En zeg een keer nee tegen een ongunstig eindbod van een geneesmiddelenfabrikant. Hier zal dan tijdig het parlement bij betrokken moeten worden en aan de samenleving helder uitgelegd waarom deze keuze wordt gemaakt.

Welke methoden hanteerden wij in ons onderzoek?

We hebben  onderzocht of het Ministerie van VWS er in de prijsonderhandelingen met fabrikanten in slaagt de adviesprijs van het Zorginstituut Nederland te bedingen. En we hebben onderzocht wat de uitgaven aan de geneesmiddelen zouden zijn geweest wanneer voor elk geneesmiddel de adviesprijs zou zijn betaald.

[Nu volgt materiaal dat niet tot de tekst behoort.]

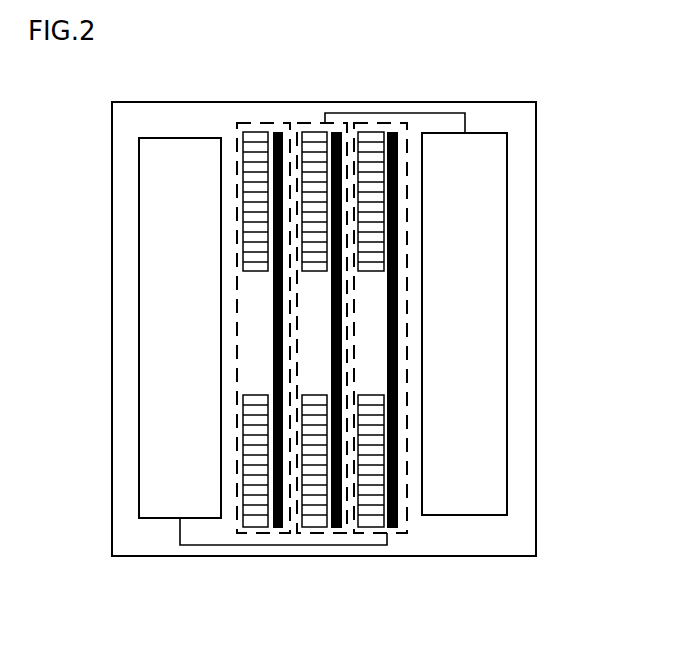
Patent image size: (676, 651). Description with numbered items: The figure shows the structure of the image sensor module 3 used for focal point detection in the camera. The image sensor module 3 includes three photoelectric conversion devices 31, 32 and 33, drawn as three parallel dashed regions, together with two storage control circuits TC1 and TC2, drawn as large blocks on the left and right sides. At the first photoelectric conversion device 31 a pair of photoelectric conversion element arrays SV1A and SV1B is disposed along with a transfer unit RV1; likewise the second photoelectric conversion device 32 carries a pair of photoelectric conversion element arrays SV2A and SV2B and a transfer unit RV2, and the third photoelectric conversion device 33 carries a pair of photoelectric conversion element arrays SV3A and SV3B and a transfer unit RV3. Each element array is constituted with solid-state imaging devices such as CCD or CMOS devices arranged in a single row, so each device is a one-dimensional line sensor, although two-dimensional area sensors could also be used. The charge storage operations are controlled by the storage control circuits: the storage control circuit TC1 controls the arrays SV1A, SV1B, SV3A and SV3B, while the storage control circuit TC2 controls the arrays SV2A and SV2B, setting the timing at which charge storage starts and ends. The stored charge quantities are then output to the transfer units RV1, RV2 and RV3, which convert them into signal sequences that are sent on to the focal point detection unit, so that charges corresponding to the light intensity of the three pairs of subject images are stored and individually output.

The image sensor module 3 is at (566, 116).
The photoelectric conversion device 31 is at (233, 122).
The photoelectric conversion device 32 is at (298, 122).
The photoelectric conversion device 33 is at (362, 122).
The photoelectric conversion element array SV1A is at (260, 126).
The photoelectric conversion element array SV2A is at (320, 126).
The photoelectric conversion element array SV3A is at (380, 126).
The photoelectric conversion element array SV1B is at (256, 528).
The photoelectric conversion element array SV2B is at (312, 528).
The photoelectric conversion element array SV3B is at (380, 528).
The transfer unit RV1 is at (278, 530).
The transfer unit RV2 is at (337, 530).
The transfer unit RV3 is at (394, 530).
The storage control circuit TC1 is at (139, 313).
The storage control circuit TC2 is at (507, 311).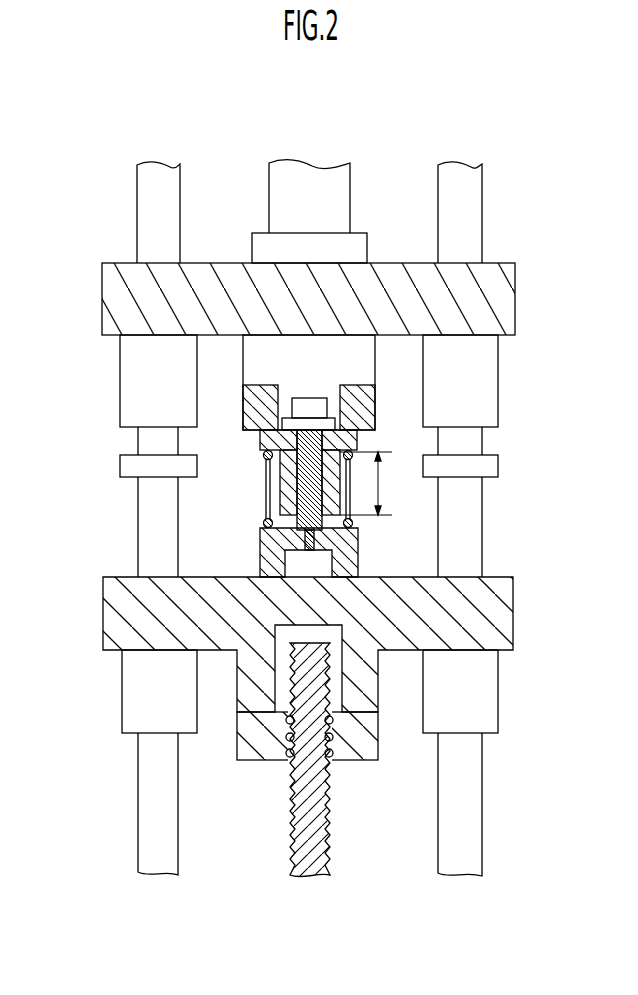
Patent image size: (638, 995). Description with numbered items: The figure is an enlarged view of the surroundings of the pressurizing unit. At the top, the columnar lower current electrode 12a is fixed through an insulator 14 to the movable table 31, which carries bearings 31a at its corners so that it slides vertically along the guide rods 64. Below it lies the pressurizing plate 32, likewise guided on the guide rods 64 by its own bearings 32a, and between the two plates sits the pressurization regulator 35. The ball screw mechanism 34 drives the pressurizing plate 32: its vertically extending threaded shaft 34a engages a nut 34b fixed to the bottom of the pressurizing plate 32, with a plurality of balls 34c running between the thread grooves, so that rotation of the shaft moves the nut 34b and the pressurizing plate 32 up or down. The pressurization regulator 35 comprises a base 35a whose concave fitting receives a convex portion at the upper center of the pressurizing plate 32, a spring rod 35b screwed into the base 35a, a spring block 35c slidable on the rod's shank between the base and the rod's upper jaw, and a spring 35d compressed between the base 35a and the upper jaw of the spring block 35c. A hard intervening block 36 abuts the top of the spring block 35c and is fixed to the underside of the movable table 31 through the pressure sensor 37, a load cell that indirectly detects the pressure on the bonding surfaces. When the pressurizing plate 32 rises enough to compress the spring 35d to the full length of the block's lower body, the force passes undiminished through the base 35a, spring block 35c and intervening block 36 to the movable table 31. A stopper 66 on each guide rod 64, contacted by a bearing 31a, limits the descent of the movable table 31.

The lower current electrode 12a is at (311, 172).
The insulator 14 is at (267, 252).
The movable table 31 is at (122, 305).
The bearings 31a is at (143, 383).
The pressurizing plate 32 is at (118, 606).
The bearings 32a is at (133, 692).
The ball screw mechanism 34 is at (376, 760).
The threaded shaft 34a is at (329, 838).
The nut 34b is at (250, 765).
The balls 34c is at (345, 798).
The pressurization regulator 35 is at (306, 487).
The base 35a is at (262, 552).
The spring rod 35b is at (297, 480).
The spring block 35c is at (260, 438).
The spring 35d is at (285, 504).
The intervening block 36 is at (376, 430).
The pressure sensor 37 is at (362, 358).
The guide rods 64 is at (152, 193).
The stopper 66 is at (128, 465).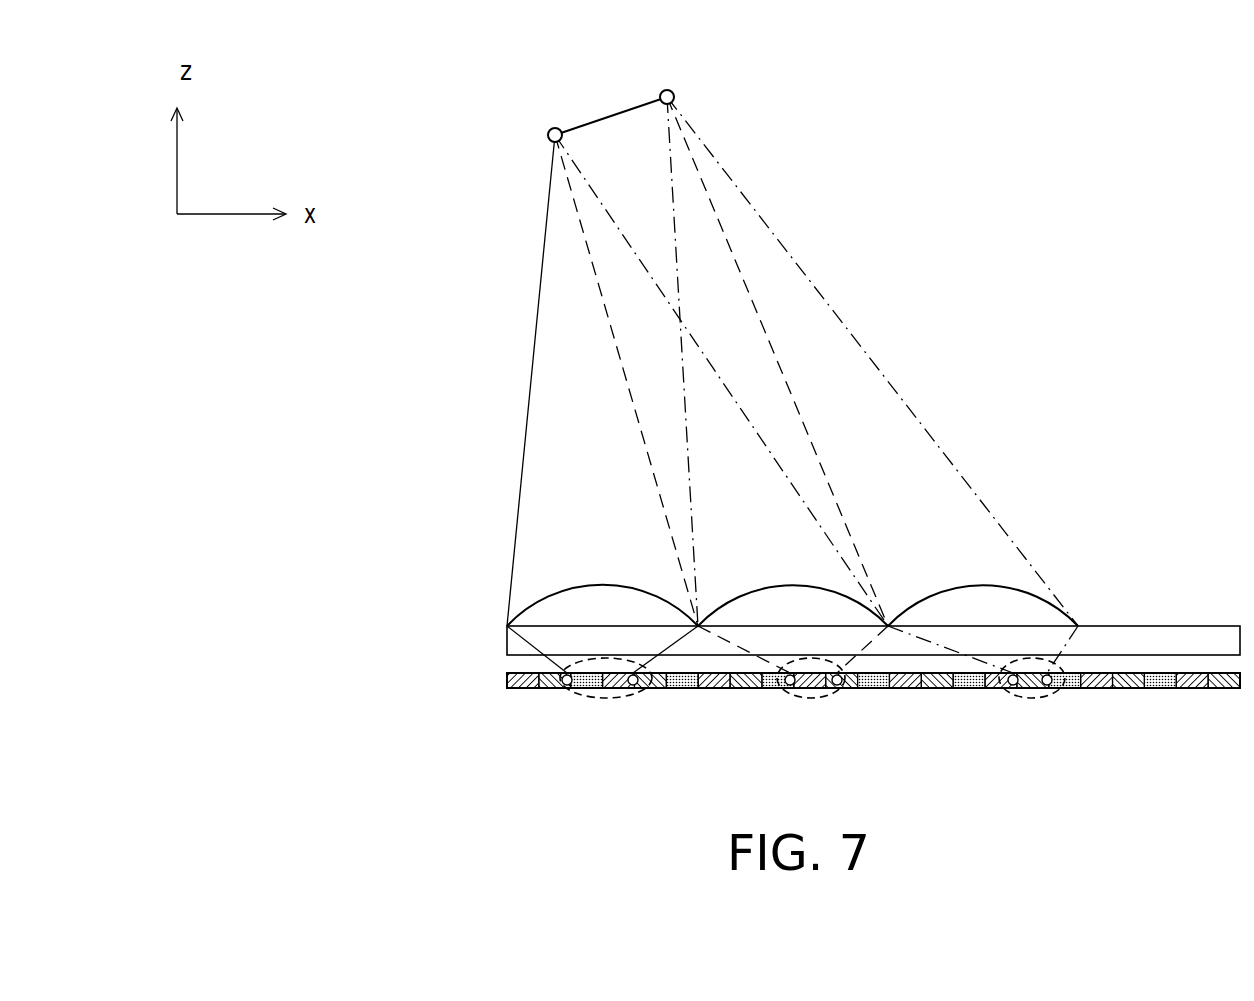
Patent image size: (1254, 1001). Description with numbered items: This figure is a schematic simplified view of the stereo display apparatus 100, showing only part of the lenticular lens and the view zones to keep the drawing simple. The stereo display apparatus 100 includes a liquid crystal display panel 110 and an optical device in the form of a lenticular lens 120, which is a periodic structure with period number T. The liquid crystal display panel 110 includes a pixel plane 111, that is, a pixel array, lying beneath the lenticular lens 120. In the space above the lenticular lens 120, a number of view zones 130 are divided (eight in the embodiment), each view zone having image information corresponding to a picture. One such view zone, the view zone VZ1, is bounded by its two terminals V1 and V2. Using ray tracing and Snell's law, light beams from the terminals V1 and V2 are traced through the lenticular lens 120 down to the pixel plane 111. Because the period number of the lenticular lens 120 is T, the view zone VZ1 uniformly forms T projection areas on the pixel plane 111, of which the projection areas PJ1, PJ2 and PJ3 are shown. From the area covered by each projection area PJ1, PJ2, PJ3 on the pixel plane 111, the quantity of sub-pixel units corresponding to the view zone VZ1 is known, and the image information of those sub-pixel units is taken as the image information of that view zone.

The stereo display apparatus 100 is at (356, 565).
The liquid crystal display panel 110 is at (497, 678).
The pixel plane 111 is at (801, 682).
The lenticular lens 120 is at (498, 592).
The view zones 130 is at (508, 77).
The terminal of the view zone V1 is at (547, 137).
The terminal of the view zone V2 is at (675, 93).
The view zone VZ1 is at (613, 114).
The projection area PJ1 is at (601, 698).
The projection area PJ2 is at (809, 698).
The projection area PJ3 is at (1030, 698).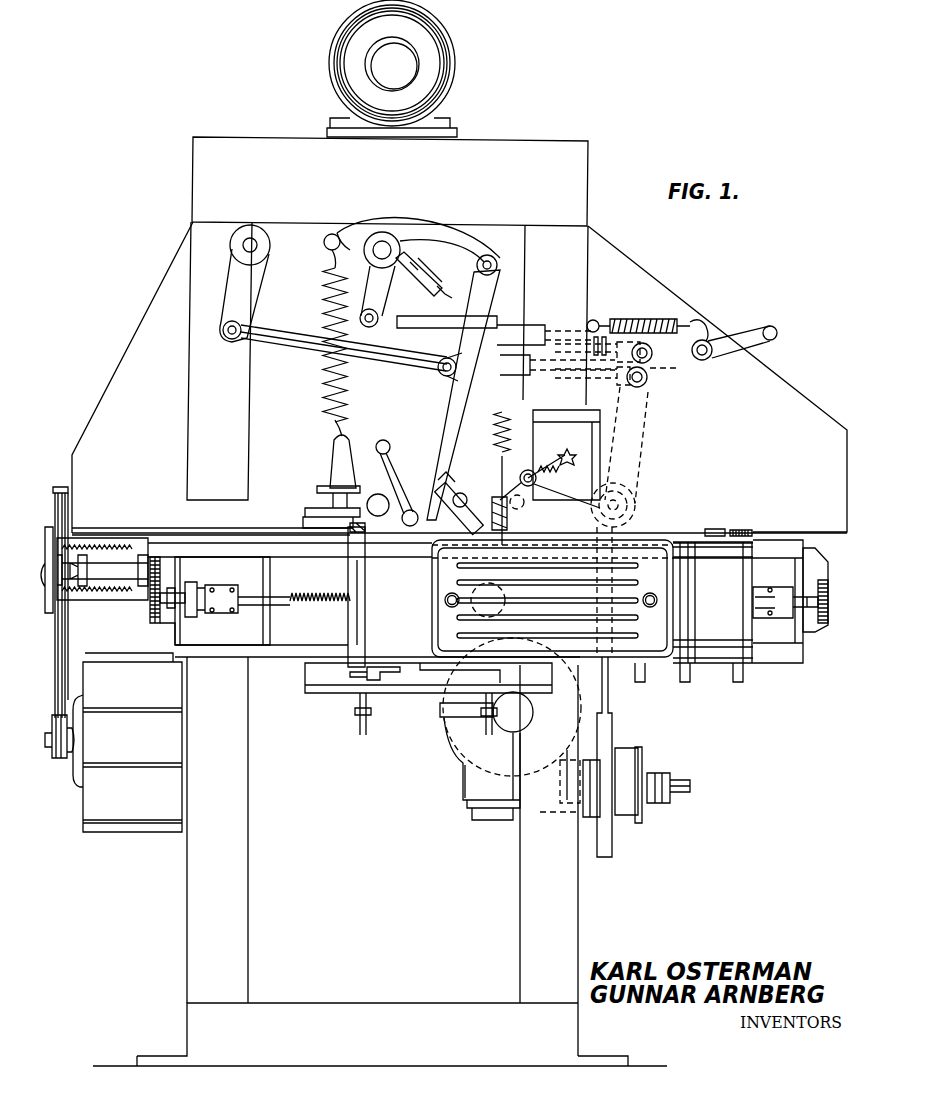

We hebben dit onderzocht voor alle 32 arrangementen gesloten in de periode 2012-2018. Voor dit onderzoek hebben wij gebruik gemaakt van openbare en vertrouwe­lijke gegevens. Daarnaast hebben we gesprekken gevoerd met betrokken partijen. Tot slot hebben we ons op een specifiek onderdeel laten bijstaan door externe deskundigen.

Waarom onderzochten wij deze onderhandelingen met farmaceuten?

Voor het Ministerie van VWS ligt het doel van de onderhandelingen in het verlengde van de Geneesmiddelenvisie. Dit betekent dat de minister voor Medische Zorg en Sport de ‘aanvaardbare prijs’ van geval tot geval baseert op een afweging van niet alleen de kosteneffectiviteit en de (verwachte) totale uitgaven aan het middel, maar ook van factoren als de beschikbaarheid of toegankelijkheid van het middel voor de patiënten en het al dan niet zeldzame karakter van een ziekte. Deze afweging kan bijvoorbeeld inhouden dat de minister minder belang hecht aan de kosteneffectiviteit van de behandeling als de totale uitgaven op macroniveau relatief klein zijn.
Met dit onderzoek wil de Algemene Rekenkamer inzicht bieden in de vraag in hoeverre de door het Ministerie van VWS gevoerde prijsonderhandelingen hebben bijgedragen aan het bereiken van kosteneffectieve zorg en de beheersing van de geneesmiddelenuitgaven.

Stand van zaken

Het onderzoek is gepubliceerd op 23 april 2020. De minister voor Medische Zorg en Sport heeft schriftelijk op de bevindingen gereageerd. Deze reactie is opgenomen in het rapport.